Serious legislating hits a low point
Congress substitutes winning for doing things the right way
It is hard to imagine a better encapsulation of Congress’ pathetic lack of seriousness and self-respect than the rushed passage last week, without a single Democratic vote, of the officially titled “One Big Beautiful Bill.”
Other than the blowout funding for border security and permanently extending expiring tax cuts, there is little else in the sprawling legislation that was at the top of the policy wishlist for most Americans—or, for that matter, most Republicans.
Add trillions to the runaway national debt—and with it, the trade deficit?
End health insurance coverage for millions of low-income households?
Increase monthly payments for outstanding student loans?
End subsidies for electric cars and cheap new sources of clean energy for an over-stretched electric grid?
Reduce food stamps and school lunches for poor kids?
Prevent Medicare from negotiating lower prices for certain drugs?
Increase the exemption on the estate tax to $30 million per couple?
Reopen a tax loophole that encourages multinationals that transfer jobs and intellectual property to tax havens?
Provide a new tax break for those who buy cars on credit but not with cash?
Expand the tax break to those rich enough to pay $40,000 a year in state and local taxes?
Repeal the tax on gun silencers?
The only logic to this dog’s breakfast of a bill was undoing everything Democrats had done and rewarding special interests for their support in the last election. In the end, the argument that brought around dozens of reluctant Republicans wasn’t that it was about good policy. It was simply about winning.
Could there be anything more pathetic than Republican Sen. Lisa Murkowski, who had the power to stop it dead in its tracks, acknowledging that she had sold out the citizens of the other 49 states after winning a few paltry carve-outs for Alaska — and then pleading with the House to put things right.
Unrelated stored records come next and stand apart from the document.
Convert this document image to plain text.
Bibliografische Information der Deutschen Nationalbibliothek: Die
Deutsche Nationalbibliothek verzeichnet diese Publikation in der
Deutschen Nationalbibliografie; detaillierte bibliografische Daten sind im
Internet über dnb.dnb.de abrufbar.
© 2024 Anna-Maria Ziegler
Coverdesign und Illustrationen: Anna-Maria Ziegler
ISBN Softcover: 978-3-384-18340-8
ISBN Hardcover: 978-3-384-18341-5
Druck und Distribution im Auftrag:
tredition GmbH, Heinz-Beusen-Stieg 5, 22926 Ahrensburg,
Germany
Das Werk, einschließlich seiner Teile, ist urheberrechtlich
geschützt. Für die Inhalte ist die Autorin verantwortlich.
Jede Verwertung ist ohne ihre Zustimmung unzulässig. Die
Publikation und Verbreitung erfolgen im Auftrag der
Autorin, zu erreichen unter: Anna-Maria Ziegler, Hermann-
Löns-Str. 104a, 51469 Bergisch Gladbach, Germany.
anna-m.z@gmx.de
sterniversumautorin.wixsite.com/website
Or Missouri’s Josh Hawley, who was all “hell, no” to robbing working class voters of their Medicaid until he wasn’t, offering up a lame promise “to do everything in my power to reverse future cuts to Medicaid.”
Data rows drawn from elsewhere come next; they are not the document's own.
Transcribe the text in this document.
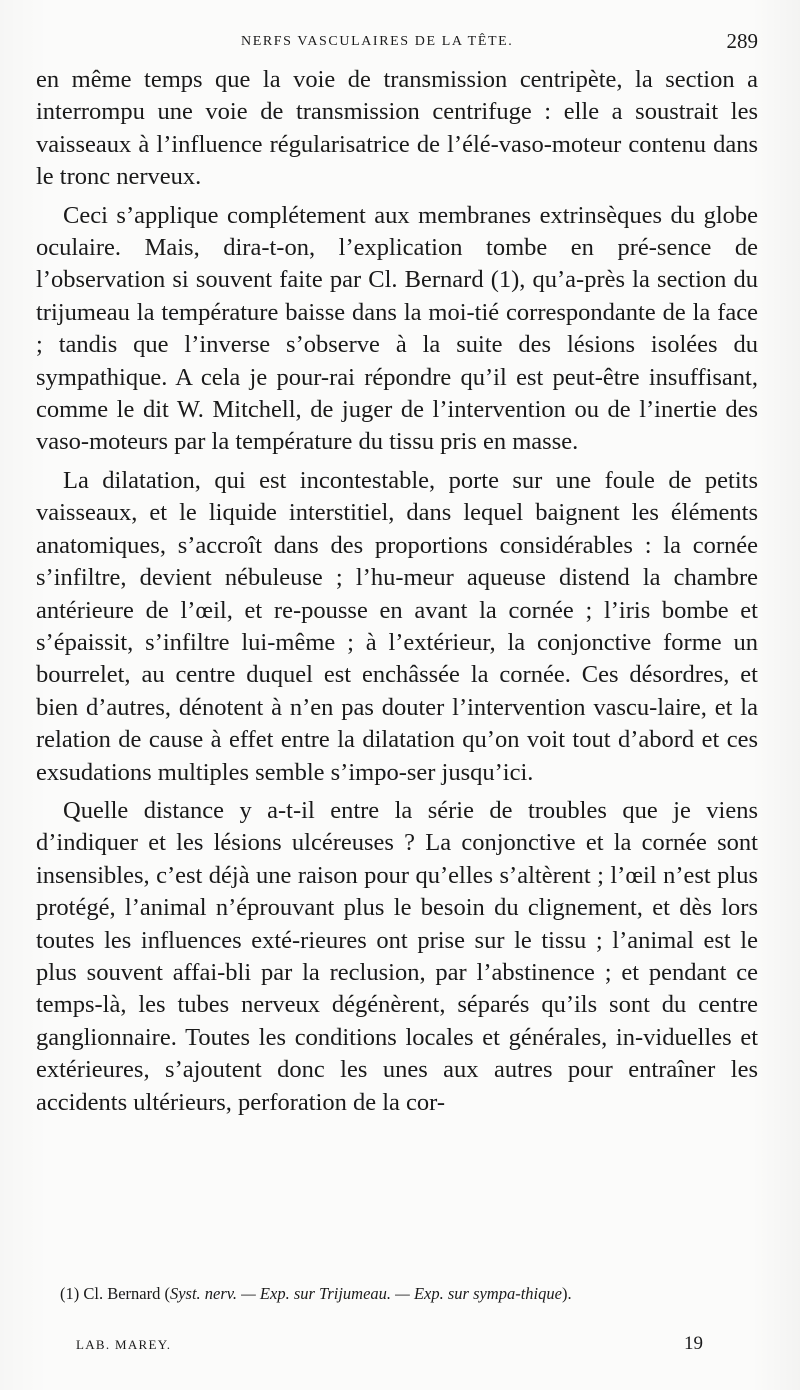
NERFS VASCULAIRES DE LA TÊTE.	289

en même temps que la voie de transmission centripète, la section a interrompu une voie de transmission centrifuge : elle a soustrait les vaisseaux à l’influence régularisatrice de l’élé-vaso-moteur contenu dans le tronc nerveux.

Ceci s’applique complétement aux membranes extrinsèques du globe oculaire. Mais, dira-t-on, l’explication tombe en pré-sence de l’observation si souvent faite par Cl. Bernard (1), qu’a-près la section du trijumeau la température baisse dans la moi-tié correspondante de la face ; tandis que l’inverse s’observe à la suite des lésions isolées du sympathique. A cela je pour-rai répondre qu’il est peut-être insuffisant, comme le dit W. Mitchell, de juger de l’intervention ou de l’inertie des vaso-moteurs par la température du tissu pris en masse.

La dilatation, qui est incontestable, porte sur une foule de petits vaisseaux, et le liquide interstitiel, dans lequel baignent les éléments anatomiques, s’accroît dans des proportions considérables : la cornée s’infiltre, devient nébuleuse ; l’hu-meur aqueuse distend la chambre antérieure de l’œil, et re-pousse en avant la cornée ; l’iris bombe et s’épaissit, s’infiltre lui-même ; à l’extérieur, la conjonctive forme un bourrelet, au centre duquel est enchâssée la cornée. Ces désordres, et bien d’autres, dénotent à n’en pas douter l’intervention vascu-laire, et la relation de cause à effet entre la dilatation qu’on voit tout d’abord et ces exsudations multiples semble s’impo-ser jusqu’ici.

Quelle distance y a-t-il entre la série de troubles que je viens d’indiquer et les lésions ulcéreuses ? La conjonctive et la cornée sont insensibles, c’est déjà une raison pour qu’elles s’altèrent ; l’œil n’est plus protégé, l’animal n’éprouvant plus le besoin du clignement, et dès lors toutes les influences exté-rieures ont prise sur le tissu ; l’animal est le plus souvent affai-bli par la reclusion, par l’abstinence ; et pendant ce temps-là, les tubes nerveux dégénèrent, séparés qu’ils sont du centre ganglionnaire. Toutes les conditions locales et générales, in-viduelles et extérieures, s’ajoutent donc les unes aux autres pour entraîner les accidents ultérieurs, perforation de la cor-

(1) Cl. Bernard (Syst. nerv. — Exp. sur Trijumeau. — Exp. sur sympa-thique).

LAB. MAREY.	19
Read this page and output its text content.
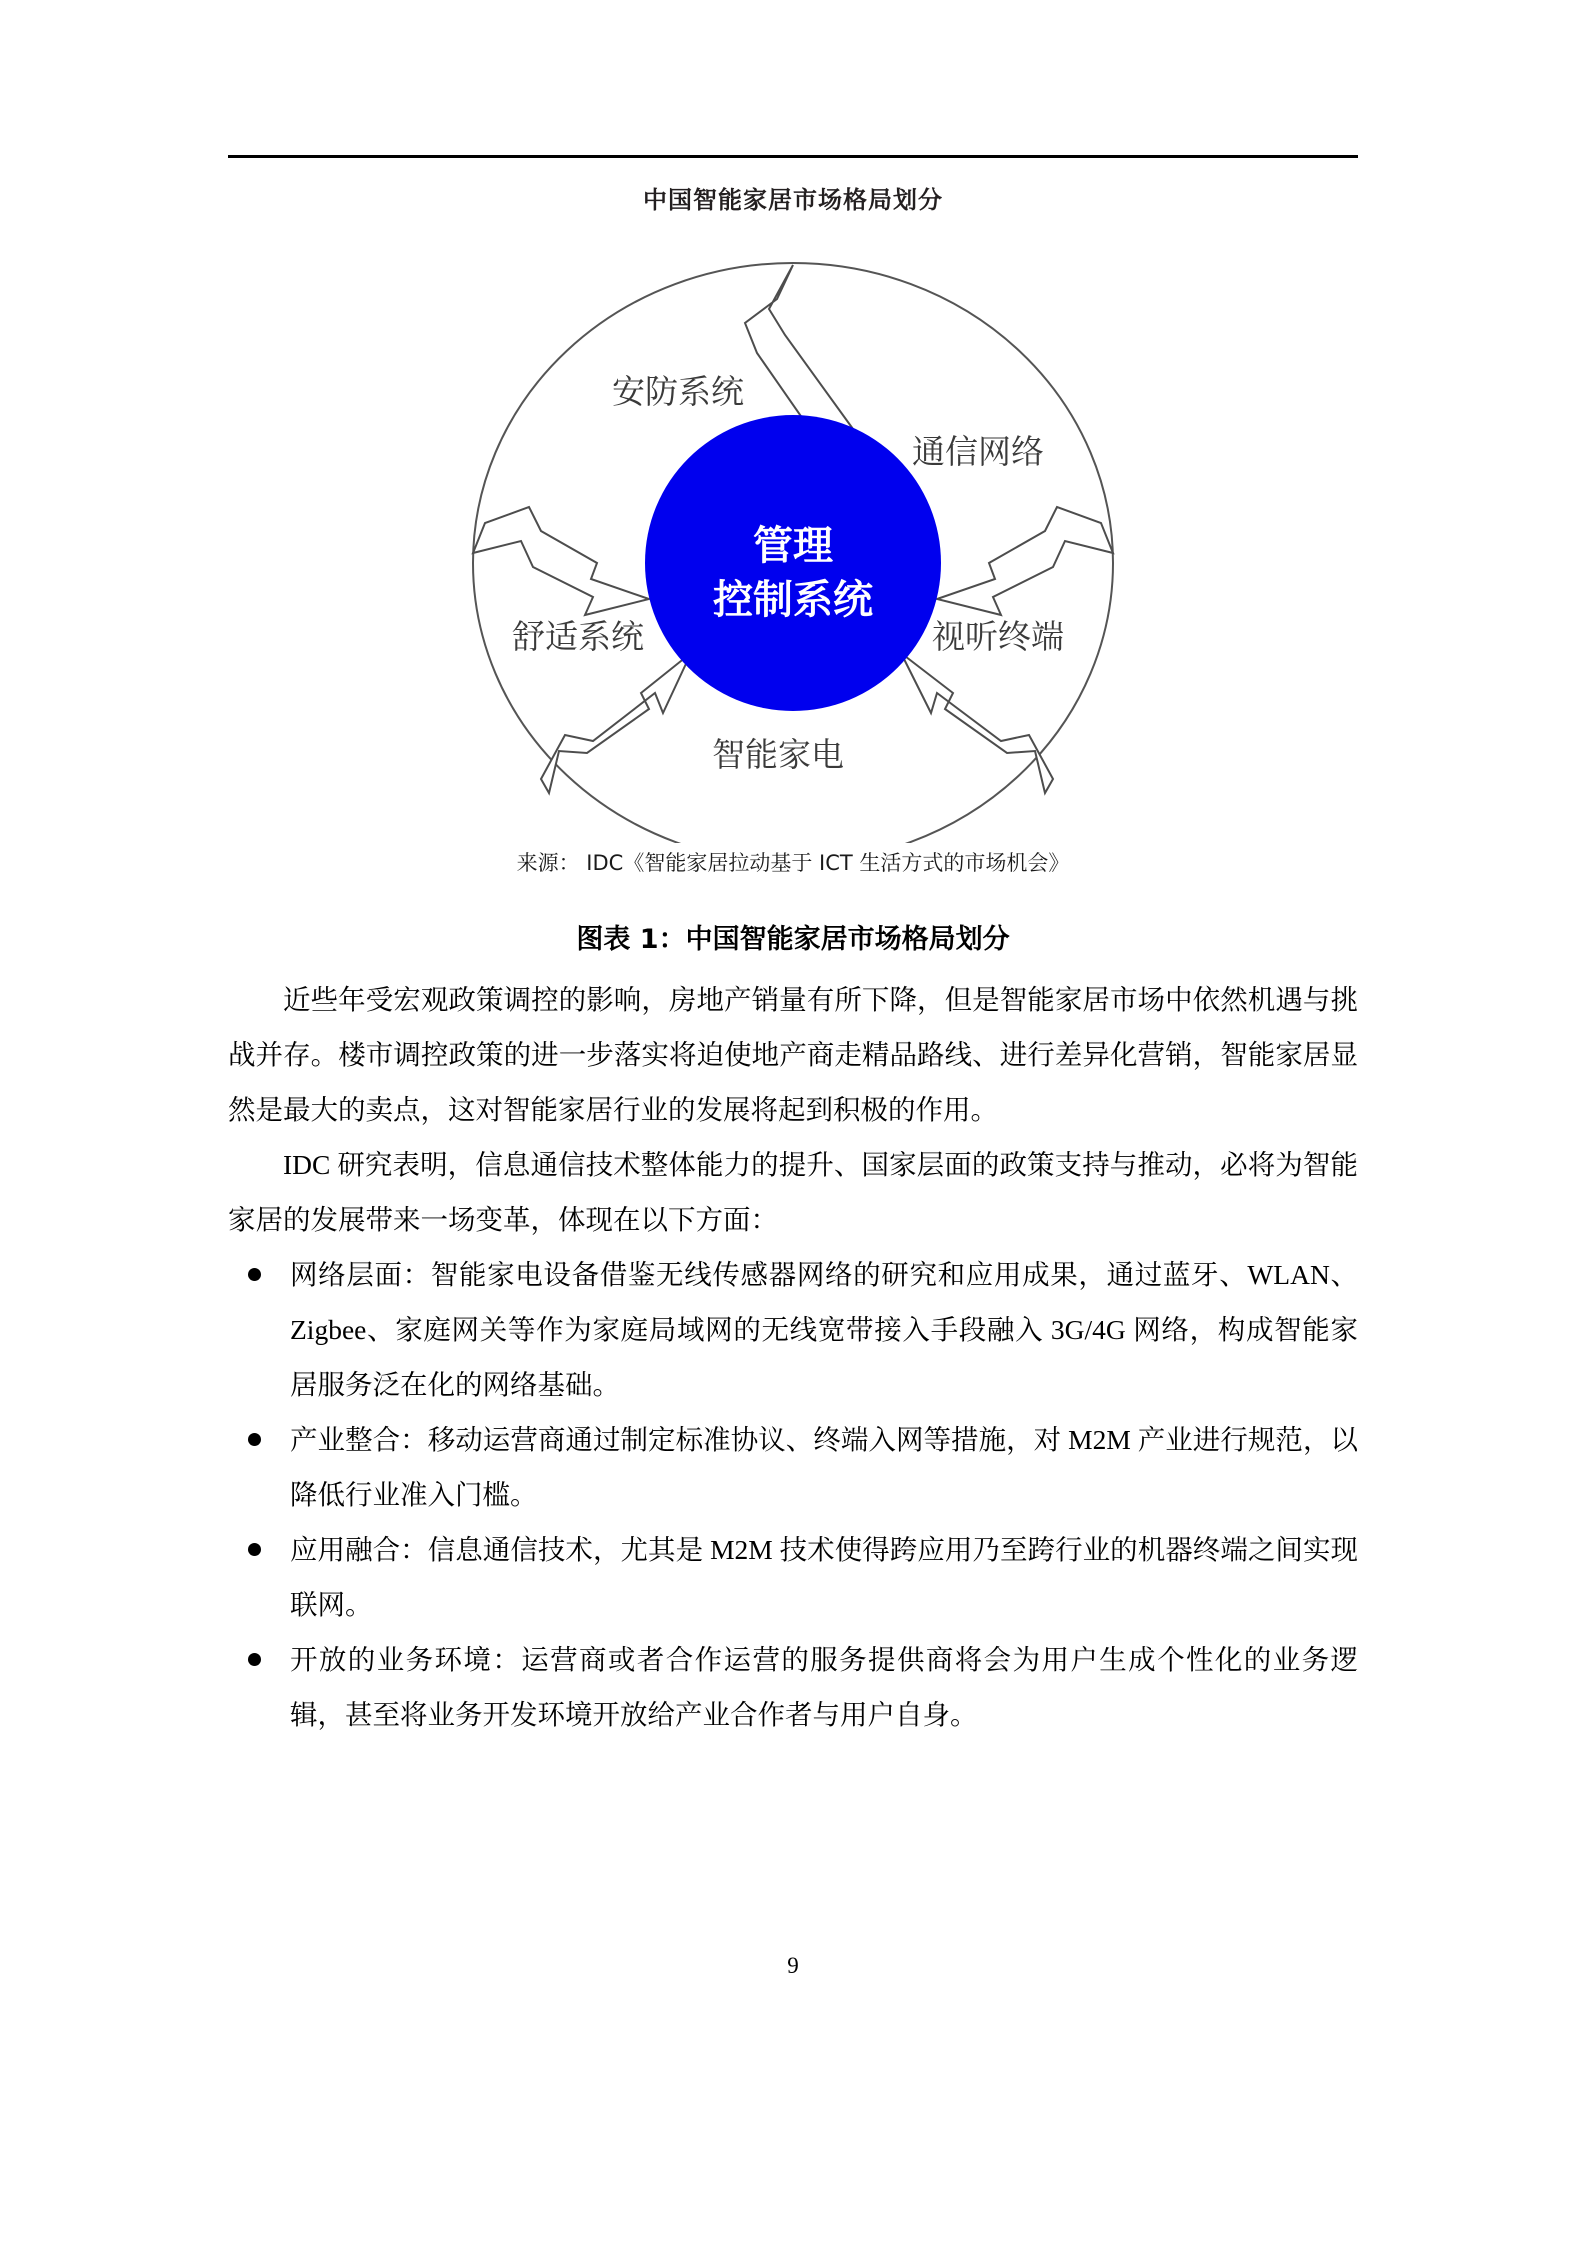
中国智能家居市场格局划分
管理
控制系统
安防系统
通信网络
视听终端
智能家电
舒适系统
来源： IDC《智能家居拉动基于 ICT 生活方式的市场机会》
图表 1：中国智能家居市场格局划分

近些年受宏观政策调控的影响，房地产销量有所下降，但是智能家居市场中依然机遇与挑战并存。楼市调控政策的进一步落实将迫使地产商走精品路线、进行差异化营销，智能家居显然是最大的卖点，这对智能家居行业的发展将起到积极的作用。

IDC 研究表明，信息通信技术整体能力的提升、国家层面的政策支持与推动，必将为智能家居的发展带来一场变革，体现在以下方面：

网络层面：智能家电设备借鉴无线传感器网络的研究和应用成果，通过蓝牙、WLAN、Zigbee、家庭网关等作为家庭局域网的无线宽带接入手段融入 3G/4G 网络，构成智能家居服务泛在化的网络基础。
产业整合：移动运营商通过制定标准协议、终端入网等措施，对 M2M 产业进行规范，以降低行业准入门槛。
应用融合：信息通信技术，尤其是 M2M 技术使得跨应用乃至跨行业的机器终端之间实现联网。
开放的业务环境：运营商或者合作运营的服务提供商将会为用户生成个性化的业务逻辑，甚至将业务开发环境开放给产业合作者与用户自身。
9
Or how about those debt-obsessed members of the House Freedom Caucus who, once again, proved themselves to be all hat and no cattle.
The one profile in courage, Sen. Thom Tillis, stood his ground on the Medicaid cuts and voted no, only to undercut his own message by caving to President Donald Trump’s threats of a primary challenge and declaring he wouldn’t be running for reelection in 2026 after all.
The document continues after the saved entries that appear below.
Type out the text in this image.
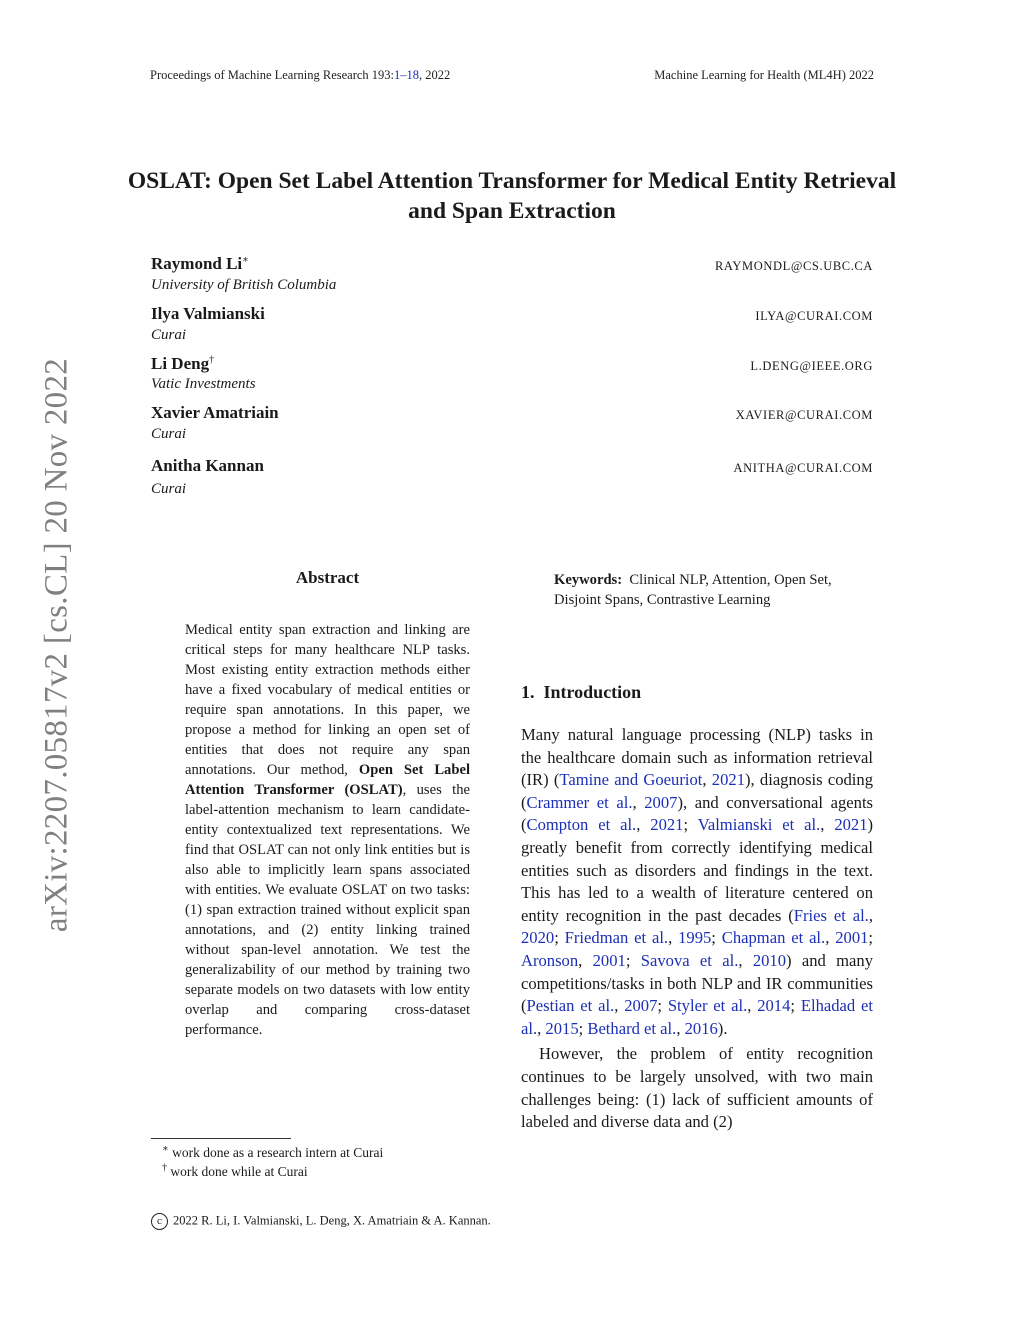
Proceedings of Machine Learning Research 193:1–18, 2022	Machine Learning for Health (ML4H) 2022
OSLAT: Open Set Label Attention Transformer for Medical Entity Retrieval and Span Extraction
Raymond Li∗	RAYMONDL@CS.UBC.CA
University of British Columbia
Ilya Valmianski	ILYA@CURAI.COM
Curai
Li Deng†	L.DENG@IEEE.ORG
Vatic Investments
Xavier Amatriain	XAVIER@CURAI.COM
Curai
Anitha Kannan	ANITHA@CURAI.COM
Curai
arXiv:2207.05817v2 [cs.CL] 20 Nov 2022	Abstract
Medical entity span extraction and linking are critical steps for many healthcare NLP tasks. Most existing entity extraction methods either have a fixed vocabulary of medical entities or require span annotations. In this paper, we propose a method for linking an open set of entities that does not require any span annotations. Our method, Open Set Label Attention Transformer (OSLAT), uses the label-attention mechanism to learn candidate-entity contextualized text representations. We find that OSLAT can not only link entities but is also able to implicitly learn spans associated with entities. We evaluate OSLAT on two tasks: (1) span extraction trained without explicit span annotations, and (2) entity linking trained without span-level annotation. We test the generalizability of our method by training two separate models on two datasets with low entity overlap and comparing cross-dataset performance.
Keywords: Clinical NLP, Attention, Open Set, Disjoint Spans, Contrastive Learning
1.  Introduction

Many natural language processing (NLP) tasks in the healthcare domain such as information retrieval (IR) (Tamine and Goeuriot, 2021), diagnosis coding (Crammer et al., 2007), and conversational agents (Compton et al., 2021; Valmianski et al., 2021) greatly benefit from correctly identifying medical entities such as disorders and findings in the text. This has led to a wealth of literature centered on entity recognition in the past decades (Fries et al., 2020; Friedman et al., 1995; Chapman et al., 2001; Aronson, 2001; Savova et al., 2010) and many competitions/tasks in both NLP and IR communities (Pestian et al., 2007; Styler et al., 2014; Elhadad et al., 2015; Bethard et al., 2016).

However, the problem of entity recognition continues to be largely unsolved, with two main challenges being: (1) lack of sufficient amounts of labeled and diverse data and (2)

∗ work done as a research intern at Curai
† work done while at Curai
c 2022 R. Li, I. Valmianski, L. Deng, X. Amatriain & A. Kannan.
Tillis has such little faith in North Carolina voters that he didn’t even give himself the chance to make the case for his candor and courage, or consider running as an independent in a three-way race that he would have had a decent chance of winning.
And what of Democrats in all this?
Try this little thought experiment:
Imagine you are a Democrat in the House or Senate and you had an opportunity to make this terrible bill significantly less bad for the people you profess to care about — less new debt, no food stamp cuts, a less onerous Medicare work requirement and burdensome rules for Obamacare, fewer tax breaks for the rich and big corporations.
But what if doing so would require you to work with Murkowski, Tillis, Hawley and Republicans with similar concerns and vote for an alternative that contained other stuff you didn’t like. Would you do it?
What we know is that any Democrat who might have pursued such a deal would have been given the same treatment as the Republicans who threatened to break with their party leaders and caucus. And, no surprise, none tried. But how is that any less disappointing in terms of political courage or principled leadership than Murkowski, Hawley, Tillis and the alleged debt hawks of the Freedom Caucus?
And there’s the problem. In the midst of a political blood feud, when people who know better and have the power to make things better aren’t willing to risk being criticized and ostracized or maybe lose their jobs, what you get is “One Big Beautiful Bill.”
What would it take to prevent it from happening again? It would require a dozen members from both parties in both chambers to commit themselves now—in advance, when the political stakes are low—to a handful of commonsense, partisan-neutral principles that they will abide by no matter what the issue or which party is in the majority.
No giant packages dealing with dozens of unrelated issues released and voted on at the last minute.
No major legislation without serious committee hearings and public deliberation.
No major legislation without the opportunity to debate and vote on bipartisan amendments with significant bipartisan support.
No “budget reconciliations” that increase deficits rather than reduce them.
Yes, I know, process is boring. But unless you believe that members of Congress are going to suddenly discover their inner Henry Clays and Daniel Websters, the only hope of changing legislative outcomes is to change the legislative process that produces them.